Pensant dévoiler le caractère trompeur des affirmations de Trotski dans ses écrits et désirant faire contrepoids au capital de sympathie exprimé à l’endroit du révolutionnaire russe, Robert Service s’égare et ne réussit pas à prendre toute la mesure de la vie d’un homme d’une aussi vaste envergure. Ainsi, la démarche de l’auteur n’est rien de moins qu’une étonnante entreprise de dénigrement marquée profondément par un biais idéologique. Manifestement, les idées et le radicalisme révolutionnaire de Trotski, à l’origine du combat politique qui constitua tout le centre de sa vie, dérangent le biographe, et le personnage lui est proprement antipathique. Ce faisant, Service ne manquera pas de souligner jusqu’à l’insignifiance les travers de la personnalité de Trotski, qui condense tous les défauts du monde : c’est un homme sans principes ; un opportuniste, vantard et manipulateur ; un être arrogant, présomptueux, vaniteux et égocentrique. L’opinion personnelle de l’auteur, énoncée sur un ton parfois moqueur, prendra donc au fil des pages et jusqu’à l’agacement, plus de force que l’analyse.

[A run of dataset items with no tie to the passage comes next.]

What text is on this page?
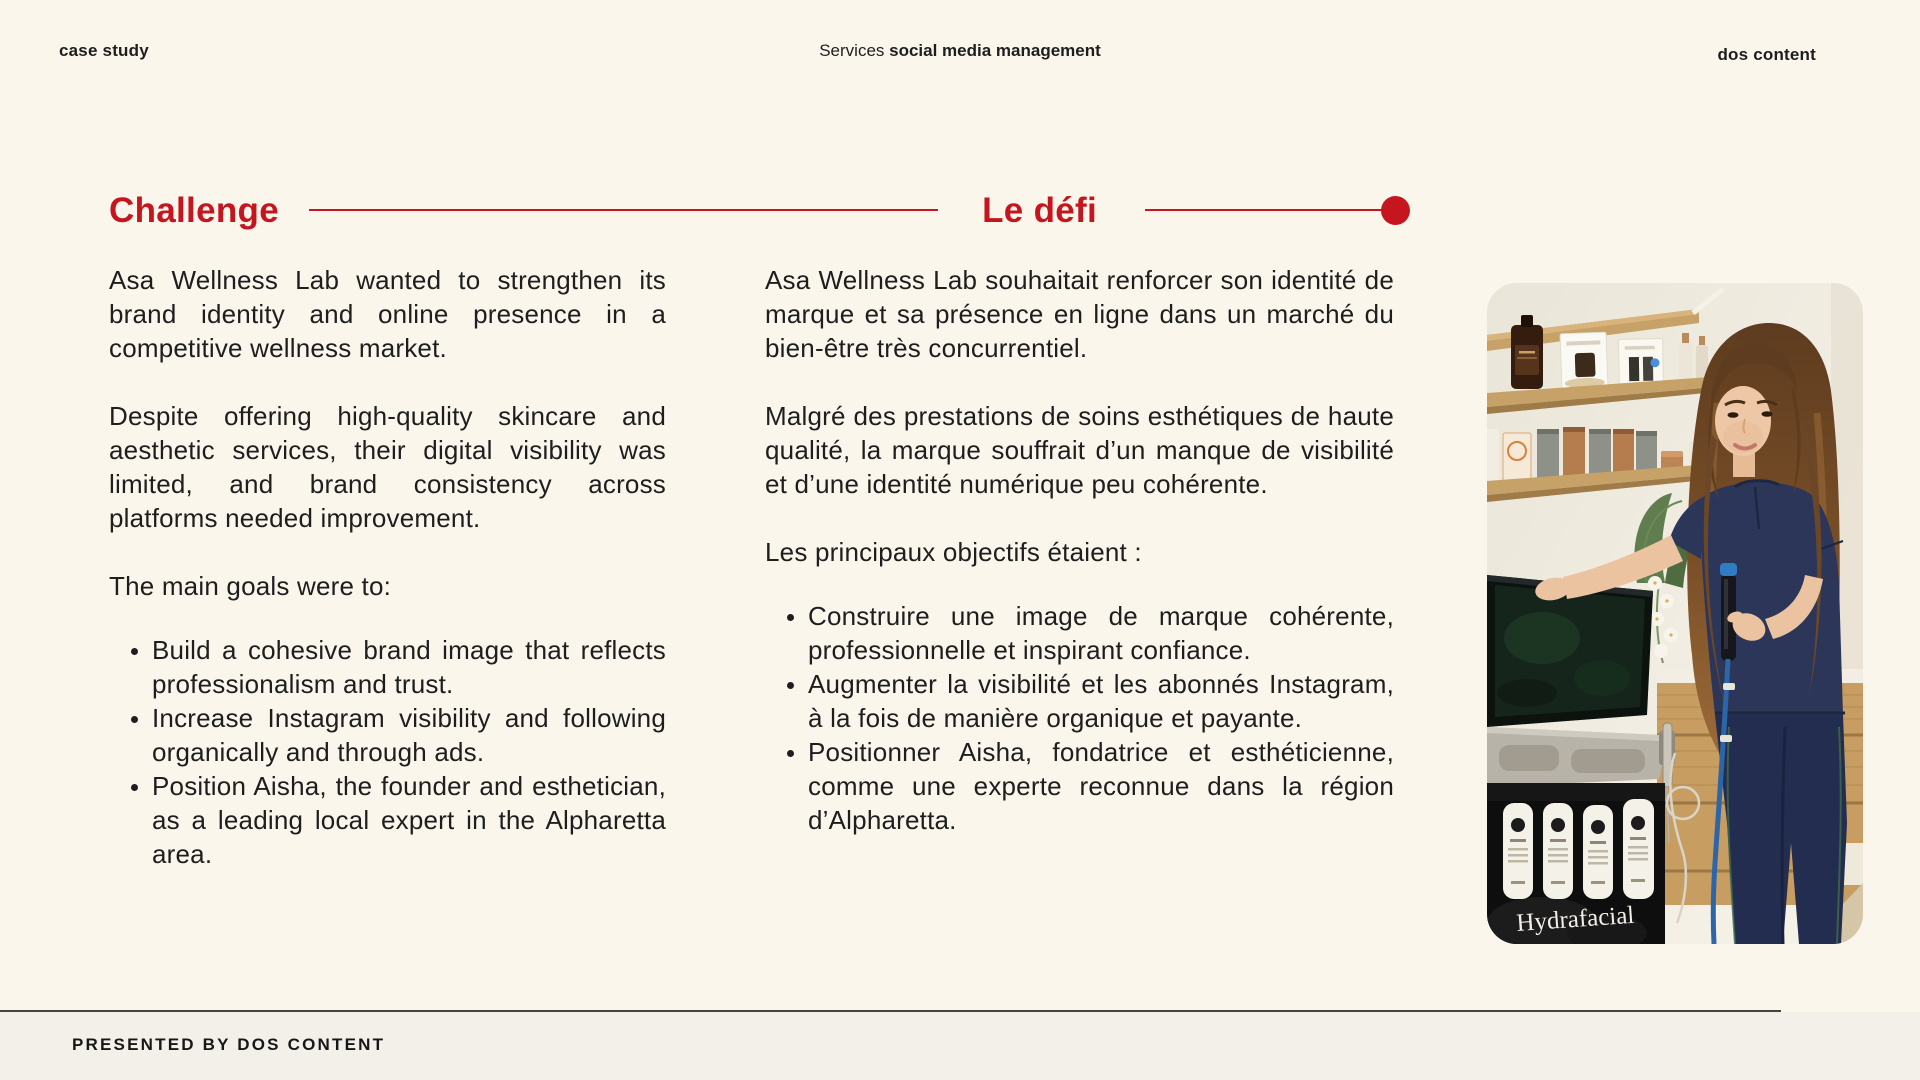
case study	Services social media management	dos content
Challenge	Le défi

Asa Wellness Lab wanted to strengthen its brand identity and online presence in a competitive wellness market.

Despite offering high-quality skincare and aesthetic services, their digital visibility was limited, and brand consistency across platforms needed improvement.

The main goals were to:

• Build a cohesive brand image that reflects professionalism and trust.
• Increase Instagram visibility and following organically and through ads.
• Position Aisha, the founder and esthetician, as a leading local expert in the Alpharetta area.

Asa Wellness Lab souhaitait renforcer son identité de marque et sa présence en ligne dans un marché du bien-être très concurrentiel.

Malgré des prestations de soins esthétiques de haute qualité, la marque souffrait d’un manque de visibilité et d’une identité numérique peu cohérente.

Les principaux objectifs étaient :

• Construire une image de marque cohérente, professionnelle et inspirant confiance.
• Augmenter la visibilité et les abonnés Instagram, à la fois de manière organique et payante.
• Positionner Aisha, fondatrice et esthéticienne, comme une experte reconnue dans la région d’Alpharetta.
Hydrafacial
PRESENTED BY DOS CONTENT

Selon Service, le parcours de Trotski se résumerait à une tentative désespérée et irresponsable pour multiplier les soulèvements révolutionnaires. Qui plus est, ce ne sont pas tant les idéaux auxquels il adhérait qui motivèrent son action, mais plutôt son ambition politique à vouloir occuper une place de premier plan. Desservi par un caractère exécrable et une rigidité politique dérangeante, Trotski aurait commis plusieurs erreurs et perdu ainsi sa lutte contre Staline, simple reflet, au fond, d’une rivalité personnelle.
Mais cette lecture du personnage et de son combat politique montre de sérieuses faiblesses. L’argumentation de l’auteur est spécieuse et grossière ; son raisonnement, captieux. Sa propension au subjectivisme se traduit par des conclusions hâtives et des jugements hasardeux. Le texte de Service est ainsi émaillé de nombreuses spéculations et affirmations gratuites. L’auteur suppose, il prête des intentions, multiplie allusions et formules vagues à l’endroit de Trotski. Par ailleurs, outre l’écriture décevante, la mise en contexte des événements et l’exposition des enjeux politiques sont nettement déficientes. Certains développements demeurent bâclés, ce qui ne permet pas de faire la part des choses entre les désaccords politiques, les conflits de personnalité et les conditions sociales de la lutte qui se menait en Russie à cette époque. En plus, Service schématise et s’embrouille dans l’utilisation de divers concepts ou catégories politiques qu’il ne maîtrise pas. Enfin, ses prétentions d’apporter un nouvel éclairage sur Trotski et de contribuer à une vision plus « approfondie » de la révolution russe de 1917 tombent à plat à la lumière des redites et des inconsistances d’un récit amputé de la rigueur que nous serions en droit d’attendre d’un historien d’Oxford.